SchoolArts Room

Picassohead Digital Art

By Kathryn Vaughn, posted on Oct 3, 2019

Teaching media arts and exposing elementary students to digital design does not have to be challenging in a classroom with limited technology. I have one computer and one iPad in my elementary artroom and I have found ways to incorporate digital design into my curriculum.


Picassohead project
Student using Picassohead

During a lesson in Cubism, my students in second through fourth grade learn about various artists in the cubist movement, with an emphasis on Pablo Picasso and his paintings of Dora Maar. We discuss how Picasso used shapes and strong black lines in his work. I model for students how to draw a cubist-style portrait using thick black markers and shapes on paper. Then I turn on my projector, connected to my classroom computer, and show my class how to make a digital cubist portrait.

Picassohead
Picassohead is a digital tool that allows users to create cubist-inspired portraits using famous features drawn by Picasso himself. The site, created by RFI Studios in 1999, has been popular with students and teachers to promote creativity and digital learning.

For years, I have used the Picassohead website with my students to digitally design their own cubist-inspired portraits. We project their design attempts on my classroom screen so that the other students in my class can watch the process while creating their own cubist-style drawings on traditional paper.
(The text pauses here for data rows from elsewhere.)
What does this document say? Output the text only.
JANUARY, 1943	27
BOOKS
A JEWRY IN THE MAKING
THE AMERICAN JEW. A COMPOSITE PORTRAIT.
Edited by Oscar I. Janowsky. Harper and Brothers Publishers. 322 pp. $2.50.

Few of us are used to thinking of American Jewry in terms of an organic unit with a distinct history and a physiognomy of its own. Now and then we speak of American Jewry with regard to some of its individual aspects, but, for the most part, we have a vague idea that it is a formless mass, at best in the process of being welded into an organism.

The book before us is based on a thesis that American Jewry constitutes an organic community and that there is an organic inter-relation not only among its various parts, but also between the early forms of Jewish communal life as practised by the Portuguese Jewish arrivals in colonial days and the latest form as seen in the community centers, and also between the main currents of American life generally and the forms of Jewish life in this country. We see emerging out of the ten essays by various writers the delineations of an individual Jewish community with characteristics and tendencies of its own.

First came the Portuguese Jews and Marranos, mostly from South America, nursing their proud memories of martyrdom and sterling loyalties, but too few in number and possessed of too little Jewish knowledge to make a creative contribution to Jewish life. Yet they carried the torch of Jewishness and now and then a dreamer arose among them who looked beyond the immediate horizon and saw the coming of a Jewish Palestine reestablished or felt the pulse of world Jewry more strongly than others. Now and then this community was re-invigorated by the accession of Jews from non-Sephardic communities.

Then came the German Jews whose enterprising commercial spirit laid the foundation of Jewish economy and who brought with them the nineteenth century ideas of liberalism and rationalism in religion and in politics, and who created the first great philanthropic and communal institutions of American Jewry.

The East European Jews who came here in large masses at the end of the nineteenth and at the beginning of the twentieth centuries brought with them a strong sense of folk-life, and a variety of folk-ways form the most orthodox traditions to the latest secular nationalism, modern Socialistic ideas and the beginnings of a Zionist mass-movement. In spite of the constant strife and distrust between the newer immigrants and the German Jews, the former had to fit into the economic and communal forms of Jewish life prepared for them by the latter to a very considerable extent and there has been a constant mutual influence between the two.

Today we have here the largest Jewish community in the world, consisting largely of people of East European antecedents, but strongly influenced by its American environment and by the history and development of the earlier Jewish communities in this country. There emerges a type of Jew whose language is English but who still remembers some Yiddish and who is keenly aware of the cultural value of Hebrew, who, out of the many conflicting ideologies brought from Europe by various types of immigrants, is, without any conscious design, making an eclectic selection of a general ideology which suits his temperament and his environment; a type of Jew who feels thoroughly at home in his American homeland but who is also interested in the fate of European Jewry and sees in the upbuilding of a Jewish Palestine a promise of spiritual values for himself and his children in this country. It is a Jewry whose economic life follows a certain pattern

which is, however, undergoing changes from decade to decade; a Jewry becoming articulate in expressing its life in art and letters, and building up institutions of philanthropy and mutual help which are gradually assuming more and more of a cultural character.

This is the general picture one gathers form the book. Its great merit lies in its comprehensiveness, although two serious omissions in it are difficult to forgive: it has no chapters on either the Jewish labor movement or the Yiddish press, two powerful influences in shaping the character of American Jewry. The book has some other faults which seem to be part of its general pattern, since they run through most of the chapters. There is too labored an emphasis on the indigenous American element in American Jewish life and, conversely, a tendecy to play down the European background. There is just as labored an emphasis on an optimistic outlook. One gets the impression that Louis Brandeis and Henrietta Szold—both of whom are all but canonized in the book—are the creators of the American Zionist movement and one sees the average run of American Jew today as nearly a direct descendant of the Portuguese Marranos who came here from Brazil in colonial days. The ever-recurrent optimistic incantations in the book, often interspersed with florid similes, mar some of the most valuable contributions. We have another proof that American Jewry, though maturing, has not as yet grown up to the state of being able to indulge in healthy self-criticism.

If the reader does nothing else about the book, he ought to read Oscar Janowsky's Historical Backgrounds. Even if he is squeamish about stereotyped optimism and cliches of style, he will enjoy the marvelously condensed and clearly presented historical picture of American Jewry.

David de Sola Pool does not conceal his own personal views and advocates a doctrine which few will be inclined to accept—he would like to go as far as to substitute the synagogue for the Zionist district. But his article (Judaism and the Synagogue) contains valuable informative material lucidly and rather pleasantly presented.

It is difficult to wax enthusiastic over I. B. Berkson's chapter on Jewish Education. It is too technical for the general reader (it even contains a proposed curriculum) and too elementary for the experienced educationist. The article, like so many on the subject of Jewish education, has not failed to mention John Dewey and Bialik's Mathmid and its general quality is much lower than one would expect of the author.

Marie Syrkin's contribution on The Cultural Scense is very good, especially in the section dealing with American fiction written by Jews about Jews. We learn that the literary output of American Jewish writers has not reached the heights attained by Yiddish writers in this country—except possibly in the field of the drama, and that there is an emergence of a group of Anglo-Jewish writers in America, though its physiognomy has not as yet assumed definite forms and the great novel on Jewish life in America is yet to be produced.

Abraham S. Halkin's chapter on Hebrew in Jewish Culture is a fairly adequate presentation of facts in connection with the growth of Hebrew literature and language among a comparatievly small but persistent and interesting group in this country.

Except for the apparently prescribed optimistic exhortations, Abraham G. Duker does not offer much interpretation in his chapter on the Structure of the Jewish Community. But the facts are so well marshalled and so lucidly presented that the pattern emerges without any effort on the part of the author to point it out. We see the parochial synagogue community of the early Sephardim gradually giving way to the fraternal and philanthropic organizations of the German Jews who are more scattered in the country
Picassohead users can choose facial features and abstract shapes to create their artwork. They can use the site’s Create interface to scale up or down the size of objects, change the color, flip, and rotate items. The artwork can then be signed digitally and added to an online gallery hosted by the site. My students love going through the galley and looking at the creative projects made by people all over the world. Sometimes they even come across portraits I have designed over the years of teaching. The digital gallery contains artwork from 2003 till now.

Picassohead project
Picassohead project

Digital Portraits
It takes only minutes for each student to create their own digital cubist portrait. Each student in my class can create a portrait in the two classes we devote to Cubism. After each student finishes their online design, we upload them to the site’s gallery and then print their digital artwork and display it next to their hand-drawn cubist portrait. You can also choose to email the portraits to the child’s email or their classroom teacher.

This activity is an excellent way for my students to learn about media arts and have their first digital design experience. It works well with limited technology and with students with various abilities.

Kathryn Vaughn is an art teacher at Brighton Elementary School in Brighton, Tennessee. MrsKathrynVaughn@yahoo.com

NATIONAL STANDARD
Producing: develop and refine techniques and work for presentation.